Following this early elegant invocation of Spanish village life, The Olive Tree becomes a road movie, with Alma, Rafa and her dyspeptic uncle travelling across Europe in a purloined truck, ostensibly to retrieve the tree before Ramón kicks the bucket. The tree is now the centrepiece of a massive evil corporation’s foyer, locked behind the reinforced glass and steel of a skyscraper somewhere in Dusseldorf. Director Iciar Bollain contrasts the bucolic calm of the countryside - all wide angles of terracotta dirt and the silver confetti of olive groves - with the urgency of city life, depicted through hurried close ups of disapproving faces and aloof modernity.
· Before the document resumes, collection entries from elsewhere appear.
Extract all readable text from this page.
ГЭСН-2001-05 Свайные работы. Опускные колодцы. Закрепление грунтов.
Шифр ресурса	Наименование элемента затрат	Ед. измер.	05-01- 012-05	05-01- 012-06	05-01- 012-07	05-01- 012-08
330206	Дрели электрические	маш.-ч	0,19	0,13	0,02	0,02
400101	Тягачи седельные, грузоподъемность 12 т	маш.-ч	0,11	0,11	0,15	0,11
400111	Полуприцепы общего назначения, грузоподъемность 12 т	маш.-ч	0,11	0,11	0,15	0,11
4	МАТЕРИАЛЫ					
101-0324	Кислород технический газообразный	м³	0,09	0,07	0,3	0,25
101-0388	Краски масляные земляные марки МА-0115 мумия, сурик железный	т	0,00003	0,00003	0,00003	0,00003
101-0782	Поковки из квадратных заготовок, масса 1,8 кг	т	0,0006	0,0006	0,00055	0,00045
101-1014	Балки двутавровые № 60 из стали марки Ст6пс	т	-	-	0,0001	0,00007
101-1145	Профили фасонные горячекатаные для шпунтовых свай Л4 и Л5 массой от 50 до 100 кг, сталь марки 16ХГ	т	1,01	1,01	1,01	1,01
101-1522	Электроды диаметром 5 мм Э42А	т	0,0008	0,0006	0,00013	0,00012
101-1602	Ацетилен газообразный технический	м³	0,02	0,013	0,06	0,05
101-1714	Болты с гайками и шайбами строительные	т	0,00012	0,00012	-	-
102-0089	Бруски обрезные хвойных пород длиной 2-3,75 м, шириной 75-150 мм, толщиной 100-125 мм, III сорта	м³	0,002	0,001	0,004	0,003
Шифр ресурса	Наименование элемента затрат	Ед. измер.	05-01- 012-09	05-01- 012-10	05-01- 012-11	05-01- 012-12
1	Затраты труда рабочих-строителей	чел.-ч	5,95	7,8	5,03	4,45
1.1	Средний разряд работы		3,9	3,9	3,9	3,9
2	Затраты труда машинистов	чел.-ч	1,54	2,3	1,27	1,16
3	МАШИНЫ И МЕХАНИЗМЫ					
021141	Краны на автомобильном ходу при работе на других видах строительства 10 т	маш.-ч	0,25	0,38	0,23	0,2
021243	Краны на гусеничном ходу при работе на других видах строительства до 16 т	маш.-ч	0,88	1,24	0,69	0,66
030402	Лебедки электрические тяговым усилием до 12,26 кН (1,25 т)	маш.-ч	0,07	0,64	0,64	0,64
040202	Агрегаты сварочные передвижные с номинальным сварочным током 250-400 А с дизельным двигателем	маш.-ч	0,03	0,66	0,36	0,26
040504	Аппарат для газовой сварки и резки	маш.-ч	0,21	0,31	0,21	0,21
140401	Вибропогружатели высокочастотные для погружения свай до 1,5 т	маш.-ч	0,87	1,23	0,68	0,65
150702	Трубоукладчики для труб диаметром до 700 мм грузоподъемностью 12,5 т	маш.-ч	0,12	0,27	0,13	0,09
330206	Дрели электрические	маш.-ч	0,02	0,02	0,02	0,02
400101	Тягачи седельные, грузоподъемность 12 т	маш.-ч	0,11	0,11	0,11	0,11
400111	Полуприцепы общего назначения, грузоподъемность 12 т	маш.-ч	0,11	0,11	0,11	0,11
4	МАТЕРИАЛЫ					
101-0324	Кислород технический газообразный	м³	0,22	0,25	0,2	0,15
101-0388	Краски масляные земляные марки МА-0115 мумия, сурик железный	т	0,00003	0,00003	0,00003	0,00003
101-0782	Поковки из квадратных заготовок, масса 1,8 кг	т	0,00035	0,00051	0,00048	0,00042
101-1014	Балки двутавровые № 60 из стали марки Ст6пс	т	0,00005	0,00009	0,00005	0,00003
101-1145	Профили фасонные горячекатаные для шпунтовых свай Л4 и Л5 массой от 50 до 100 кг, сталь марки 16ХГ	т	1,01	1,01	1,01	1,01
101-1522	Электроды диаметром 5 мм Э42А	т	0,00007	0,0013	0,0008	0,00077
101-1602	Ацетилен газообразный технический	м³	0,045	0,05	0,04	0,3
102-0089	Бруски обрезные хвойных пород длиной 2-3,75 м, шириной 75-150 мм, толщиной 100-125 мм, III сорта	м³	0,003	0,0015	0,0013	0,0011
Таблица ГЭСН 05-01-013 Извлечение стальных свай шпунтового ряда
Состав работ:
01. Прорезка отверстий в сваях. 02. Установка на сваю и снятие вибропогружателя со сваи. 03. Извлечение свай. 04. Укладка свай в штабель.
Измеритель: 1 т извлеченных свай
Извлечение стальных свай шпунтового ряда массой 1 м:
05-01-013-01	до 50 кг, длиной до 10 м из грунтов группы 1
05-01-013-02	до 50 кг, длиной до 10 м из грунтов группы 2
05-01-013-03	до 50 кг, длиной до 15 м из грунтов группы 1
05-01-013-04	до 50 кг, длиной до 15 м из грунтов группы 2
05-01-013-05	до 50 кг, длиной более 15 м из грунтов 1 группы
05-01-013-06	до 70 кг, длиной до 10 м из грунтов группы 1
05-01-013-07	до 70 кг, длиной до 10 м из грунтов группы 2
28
Although the film’s manifest charms just about carry it through, it is during the second act’s journey that The Olive Tree loses its way a little, with the generic soul searching mechanisms of the road movie slowing down narrative pace, along with one too many picturesque sequences of the truck (with a stolen facsimile of the Statue of Liberty on the back - don’t ask) making its way across trans-European highways. "You start the journey and people will help you along the way," states the optimistic Alma, and, sure enough, a group of female Skyping activists heart-warmingly band together to help our ragbag team, and reinforce the film’s ideologies of community and co-operation, culminating in a finale that is both moving and narratively satisfying.
For the most part, The Olive Tree is beguiling, mainly because of the emotive and utterly captivating performance of its star Castillo. At certain points, the narrative stem wavers, and the film doesn’t fully develop the fruits of its environmentally thematic suggestions, but, overall, this is an olive branch worth accepting.
The Olive Tree is in UK/ROI cinemas and on Digital HD March 17th.